When writing a character letter for court, the author must remember that the letter is addressed to the presiding officer of the court, and whatever is said must be true. The author must be ready to depose before the court as a character witness. It is always a good idea for the author of the letter to consult with the defendant’s lawyer about the content of the letter. While it shouldn’t have legal jargon, it should cover the relevant points. The lawyer can give the author the relevant points about the case, so they don’t claim the defendant didn’t do the crime if he or she has already pleaded guilty.

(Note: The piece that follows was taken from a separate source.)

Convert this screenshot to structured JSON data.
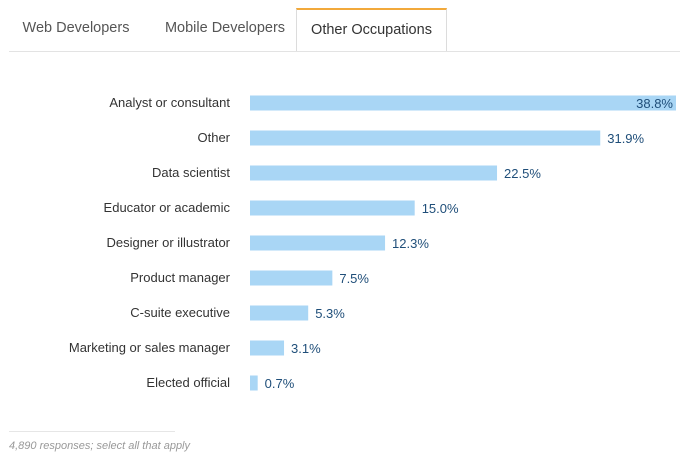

For court purposes, character references are usually the most successful for first offences or if the defendant is not guilty. The letter need not be written by a very important person in society, but can be written by a friend, wife, colleague, neighbor or a child. The important aspect of the letter is to provide positive information so that the defendant is not only judged on the basis of his or her crime. Some of the details that need to be included in the letter are:
• The author’s name
• The author’s relationship with the defendant
• The length of time the author has known the defendant
• The author’s knowledge of the defendant’s character
• Some positive attributes of the defendant’s character
The letter should give some details about any points mentioned. For example, if the defendant is helpful to his or her elderly neighbors, some relevant detail can be mentioned such as they drive the neighbor to the grocery store every week.

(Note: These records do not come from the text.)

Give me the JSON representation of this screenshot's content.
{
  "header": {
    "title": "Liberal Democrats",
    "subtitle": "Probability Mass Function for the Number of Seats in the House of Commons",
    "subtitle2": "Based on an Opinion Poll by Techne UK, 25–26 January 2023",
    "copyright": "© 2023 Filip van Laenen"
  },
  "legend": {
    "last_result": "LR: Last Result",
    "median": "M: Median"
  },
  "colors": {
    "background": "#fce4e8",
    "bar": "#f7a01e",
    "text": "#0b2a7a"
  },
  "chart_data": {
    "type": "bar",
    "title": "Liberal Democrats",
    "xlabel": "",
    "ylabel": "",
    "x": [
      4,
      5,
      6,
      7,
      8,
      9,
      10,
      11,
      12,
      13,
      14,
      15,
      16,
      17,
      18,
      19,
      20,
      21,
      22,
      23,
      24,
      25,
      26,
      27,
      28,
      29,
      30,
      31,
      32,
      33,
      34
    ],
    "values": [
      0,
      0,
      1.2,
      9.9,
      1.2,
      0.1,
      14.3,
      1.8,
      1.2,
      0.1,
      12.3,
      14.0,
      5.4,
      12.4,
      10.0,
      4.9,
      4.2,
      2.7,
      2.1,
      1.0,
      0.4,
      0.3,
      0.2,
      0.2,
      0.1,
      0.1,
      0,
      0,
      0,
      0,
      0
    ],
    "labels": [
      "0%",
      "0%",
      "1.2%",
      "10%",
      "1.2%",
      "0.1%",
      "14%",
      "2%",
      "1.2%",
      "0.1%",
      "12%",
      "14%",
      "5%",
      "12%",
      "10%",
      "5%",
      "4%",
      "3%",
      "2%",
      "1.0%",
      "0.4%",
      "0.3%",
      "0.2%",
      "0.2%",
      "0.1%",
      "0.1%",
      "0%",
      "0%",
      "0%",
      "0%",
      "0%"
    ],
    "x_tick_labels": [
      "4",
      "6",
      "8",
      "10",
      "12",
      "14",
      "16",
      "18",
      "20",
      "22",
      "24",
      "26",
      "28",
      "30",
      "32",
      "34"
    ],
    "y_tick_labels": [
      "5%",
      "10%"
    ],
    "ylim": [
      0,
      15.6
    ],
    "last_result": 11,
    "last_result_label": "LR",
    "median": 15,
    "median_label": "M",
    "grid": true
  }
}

If the author sincerely believes that the defendant is not guilty, it can be mentioned that the criminal act for which they are accused is Out of Character. Details can be given such as the defendant rarely drinks and has never been seen drunk, so it is highly unlikely that they started a barroom brawl. If the defendant has pleaded guilty, the author needs to mention that he is aware that the defendant has pleaded guilty to the crime.
If there is a chance that the defendant may lose something essential to his livelihood such as his driver’s license in the case of DUI, it can be mentioned that the defendant is extremely sorry for what he has done and had entered an alcohol rehabilitation program. His family would suffer hardship if he was unable to drive because it is essential for his sales job.